Several Algerian Islamists arrested
Algerian security forces have arrested 19 people accused of being members of a logistical support network for an armed Islamist movement fighting the government.

The people arrested and imprisoned in Bouira, a town in the northeastern Kabylie region, were informers for the Salafist Group for Preaching and Combat (GSPC), security officials said on Monday.
The GSPC, set up in 1998 and which last year declared its allegiance to Usama bin Ladin’s al-Qaida network, is on Washington‘s list of ‘terrorist’ organisations.
Security sources said the dismantled network in Bouira had been active since 1990, two years before an insurgency erupted after the army called off an election an Islamic party was poised to win.

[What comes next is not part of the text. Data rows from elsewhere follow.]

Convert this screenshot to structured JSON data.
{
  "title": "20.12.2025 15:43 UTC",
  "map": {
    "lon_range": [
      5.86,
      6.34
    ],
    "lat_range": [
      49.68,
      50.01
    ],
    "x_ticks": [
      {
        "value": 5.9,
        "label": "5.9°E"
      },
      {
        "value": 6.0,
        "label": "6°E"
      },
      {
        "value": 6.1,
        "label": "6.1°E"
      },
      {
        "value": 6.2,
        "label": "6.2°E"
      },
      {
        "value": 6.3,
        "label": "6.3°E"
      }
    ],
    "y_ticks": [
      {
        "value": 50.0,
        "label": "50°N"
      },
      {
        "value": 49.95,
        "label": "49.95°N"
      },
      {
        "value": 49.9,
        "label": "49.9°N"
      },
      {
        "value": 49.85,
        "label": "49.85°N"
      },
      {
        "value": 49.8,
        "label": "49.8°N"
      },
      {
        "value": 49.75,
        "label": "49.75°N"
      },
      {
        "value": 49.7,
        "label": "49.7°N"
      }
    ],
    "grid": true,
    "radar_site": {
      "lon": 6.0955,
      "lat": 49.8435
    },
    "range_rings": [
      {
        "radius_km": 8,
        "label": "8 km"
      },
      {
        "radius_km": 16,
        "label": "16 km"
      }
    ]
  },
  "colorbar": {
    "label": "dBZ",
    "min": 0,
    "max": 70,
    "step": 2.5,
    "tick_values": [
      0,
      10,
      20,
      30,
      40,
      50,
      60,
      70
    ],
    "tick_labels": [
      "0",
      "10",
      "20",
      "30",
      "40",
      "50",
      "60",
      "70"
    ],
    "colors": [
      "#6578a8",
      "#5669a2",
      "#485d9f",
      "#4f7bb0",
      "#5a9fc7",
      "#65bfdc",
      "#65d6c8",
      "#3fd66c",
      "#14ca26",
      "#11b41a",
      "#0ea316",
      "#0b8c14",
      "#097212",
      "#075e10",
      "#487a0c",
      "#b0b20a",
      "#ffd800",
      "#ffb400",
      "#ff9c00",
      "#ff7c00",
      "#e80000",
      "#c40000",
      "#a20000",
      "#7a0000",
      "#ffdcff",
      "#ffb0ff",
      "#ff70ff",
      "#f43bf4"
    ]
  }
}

The GSPC, despite having several dissident offshoots, remains very active particularly in Kabylie, where two soldiers were killed and four injured in a bomb attack on Sunday.

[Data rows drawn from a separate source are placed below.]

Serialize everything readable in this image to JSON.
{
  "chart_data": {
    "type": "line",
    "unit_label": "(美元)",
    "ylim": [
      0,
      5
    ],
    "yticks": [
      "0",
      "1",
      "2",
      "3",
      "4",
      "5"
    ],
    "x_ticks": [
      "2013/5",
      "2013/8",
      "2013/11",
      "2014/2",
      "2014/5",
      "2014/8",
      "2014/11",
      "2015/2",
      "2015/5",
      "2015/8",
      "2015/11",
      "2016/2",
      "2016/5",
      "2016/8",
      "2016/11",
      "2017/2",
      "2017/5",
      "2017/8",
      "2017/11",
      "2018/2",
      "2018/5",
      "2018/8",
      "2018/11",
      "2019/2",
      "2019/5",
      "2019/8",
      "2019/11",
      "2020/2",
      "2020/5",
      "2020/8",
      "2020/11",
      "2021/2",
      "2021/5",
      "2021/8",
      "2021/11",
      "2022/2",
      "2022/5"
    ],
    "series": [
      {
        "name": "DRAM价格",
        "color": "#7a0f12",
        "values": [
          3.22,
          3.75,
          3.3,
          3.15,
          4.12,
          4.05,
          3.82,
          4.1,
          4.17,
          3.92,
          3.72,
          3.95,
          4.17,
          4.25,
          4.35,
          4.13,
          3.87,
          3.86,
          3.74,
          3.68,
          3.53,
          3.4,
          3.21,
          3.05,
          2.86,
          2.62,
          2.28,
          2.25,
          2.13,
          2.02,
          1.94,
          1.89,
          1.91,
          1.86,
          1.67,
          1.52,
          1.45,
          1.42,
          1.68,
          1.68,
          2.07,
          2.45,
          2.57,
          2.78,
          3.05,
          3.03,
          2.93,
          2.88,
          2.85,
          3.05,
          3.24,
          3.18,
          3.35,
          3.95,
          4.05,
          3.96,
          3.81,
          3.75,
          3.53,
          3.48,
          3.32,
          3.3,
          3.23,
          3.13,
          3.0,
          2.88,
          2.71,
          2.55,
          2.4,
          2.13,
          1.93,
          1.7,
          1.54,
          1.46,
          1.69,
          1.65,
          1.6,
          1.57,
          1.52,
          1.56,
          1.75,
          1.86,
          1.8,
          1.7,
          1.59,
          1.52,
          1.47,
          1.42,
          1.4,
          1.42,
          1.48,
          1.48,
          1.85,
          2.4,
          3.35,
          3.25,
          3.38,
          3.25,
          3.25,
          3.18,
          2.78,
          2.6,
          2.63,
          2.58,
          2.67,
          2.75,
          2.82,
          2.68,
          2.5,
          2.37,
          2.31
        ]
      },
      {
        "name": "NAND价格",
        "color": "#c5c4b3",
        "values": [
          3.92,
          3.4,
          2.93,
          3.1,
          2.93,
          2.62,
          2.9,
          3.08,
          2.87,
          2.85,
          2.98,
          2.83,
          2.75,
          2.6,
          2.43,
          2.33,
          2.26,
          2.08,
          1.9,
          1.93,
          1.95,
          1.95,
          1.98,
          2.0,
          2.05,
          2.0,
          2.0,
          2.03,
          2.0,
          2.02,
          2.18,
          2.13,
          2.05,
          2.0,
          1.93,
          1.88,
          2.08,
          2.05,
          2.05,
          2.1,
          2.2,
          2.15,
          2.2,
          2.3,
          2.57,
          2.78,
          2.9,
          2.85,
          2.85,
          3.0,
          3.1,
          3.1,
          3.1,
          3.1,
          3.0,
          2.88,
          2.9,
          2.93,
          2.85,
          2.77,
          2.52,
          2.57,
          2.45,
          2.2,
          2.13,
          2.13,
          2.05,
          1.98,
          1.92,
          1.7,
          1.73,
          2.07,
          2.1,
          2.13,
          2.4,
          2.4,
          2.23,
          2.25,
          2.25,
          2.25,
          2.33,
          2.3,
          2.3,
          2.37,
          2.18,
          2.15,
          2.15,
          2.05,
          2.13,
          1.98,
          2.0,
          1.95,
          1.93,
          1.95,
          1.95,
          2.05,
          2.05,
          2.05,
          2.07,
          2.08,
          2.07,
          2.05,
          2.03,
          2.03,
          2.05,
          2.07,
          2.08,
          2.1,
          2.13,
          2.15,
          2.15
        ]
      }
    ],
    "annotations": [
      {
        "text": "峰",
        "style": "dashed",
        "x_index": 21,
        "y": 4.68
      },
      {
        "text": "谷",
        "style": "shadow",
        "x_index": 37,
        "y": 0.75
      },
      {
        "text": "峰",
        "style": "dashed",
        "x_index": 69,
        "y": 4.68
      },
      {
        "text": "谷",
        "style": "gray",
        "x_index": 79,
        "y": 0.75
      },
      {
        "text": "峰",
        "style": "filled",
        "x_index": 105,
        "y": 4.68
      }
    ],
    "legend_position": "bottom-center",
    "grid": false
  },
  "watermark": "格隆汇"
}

A local army chief said the movement had recently managed to recruit youths in the poorer districts of towns hit by unemployment. Its overall numbers are estimated at between 400 and 500.
The Algerian insurgency has claimed more than 100,000 lives.
Pro-women reforms
Meanwhile, a government-backed commission on Monday proposed reforming Algeria‘s controversial family code to give women more rights, a move seen linked to upcoming presidential elections.
“The current law makes a woman minor from birth to death. She has only one right – to shut up” Ouardia Harhad, |
President Abd Al-Aziz Butaflika, seeking re-election on 8 April, has come under pressure for failing to live up to his 1999 election promise to give more rights in a country where 52% of the 32 million population are women.
“The current law makes a woman minor from birth to death. She has only one right – to shut up,” said Ouardia Harhad, spokeswoman for the independent women’s rights group Aitdf.
“The only time in a woman’s life she can consider herself not a minor is when she votes or commits a crime,” she said.
The government commission was set up in October to quell mounting criticism in the Muslim North African country, particularly after neighbouring Morocco said it would improve women’s rights in marriage and divorce.